Tad 前回、サンディエゴにもいらっしゃったというお話もありましたね。
小倉 はい、大学時代はアメリカのサンディエゴにいました。
原田 なるほど。3年間の『大和ハウス株式会社』での勤務で家を継ぐ気持ちがだんだん固まっていらっしゃったようですが、どういう心境の変化があったんでしょうか?
小倉 長期休暇が取れた時に金沢に帰ってくることがあって、父親といろんな話をしました。学生時代とはまた違う視点で、社会人になってからの会社の見え方について話し合う機会もありましたので、自分の経営というものをしてみたいなという考えに変わって、「継ぐぞ」という気持ちが生まれました。
Tad なるほど。3代目の社長であるお父様としたら、「えっ、『大和ハウス』に行くのか……そうか、お前はお前の道を行け」というような気持ちも、当時はあったんでしょうか?
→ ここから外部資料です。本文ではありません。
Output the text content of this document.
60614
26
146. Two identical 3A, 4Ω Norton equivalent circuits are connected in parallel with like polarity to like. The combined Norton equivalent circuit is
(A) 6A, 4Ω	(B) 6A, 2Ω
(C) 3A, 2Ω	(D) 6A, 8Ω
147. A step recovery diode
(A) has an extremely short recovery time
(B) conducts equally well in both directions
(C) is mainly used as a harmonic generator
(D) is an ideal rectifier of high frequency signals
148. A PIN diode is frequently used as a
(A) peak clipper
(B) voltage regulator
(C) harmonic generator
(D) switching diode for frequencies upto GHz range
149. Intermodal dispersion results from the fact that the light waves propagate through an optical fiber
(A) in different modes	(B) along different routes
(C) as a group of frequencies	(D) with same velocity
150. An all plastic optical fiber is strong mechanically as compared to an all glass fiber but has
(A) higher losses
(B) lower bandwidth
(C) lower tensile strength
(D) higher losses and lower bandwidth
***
小倉 小さい頃から会社を継げと言われたことは一度もなかったですが、「そんな気持ちは持ってるんだろうな」というのはわたしのなかで感じる部分はありました。
Tad 言葉にしないけれども継いでほしいと心では思っているかもしれないなと?
小倉 はい。ただ、わりと自由にさせてくれるような考えの持ち主なので、強制されたことは一度もなかったですね。
Tad それで、継ぐということを決めて、ビジネス英語をしっかりと身につけて、海外市場でも戦える男になるぞと。
小倉 そうです。辞めるにあたって『金沢車輛株式会社』に入社する前に何かすべきことはあるかと父親に相談したときに「英語は必要だ」とは言われました。通常の会話以外のメールのやり取りも必要だと。
Tad その時、お父様は「英語も必要だぞ」と言いながら、ちょっとうれしかったでしょうね。
小倉 ですよね。
原田 『金沢車輛株式会社』としては、この時点ですでに海外にも拠点があったんですか?
小倉 今よりはずっと少なかったですが、ありました。当時はおそらく1つか2つの国だったと思うんですが、わたしの代になって増やした部分もありますし、中東とヨーロッパはわたしの入社前には代理店がありました。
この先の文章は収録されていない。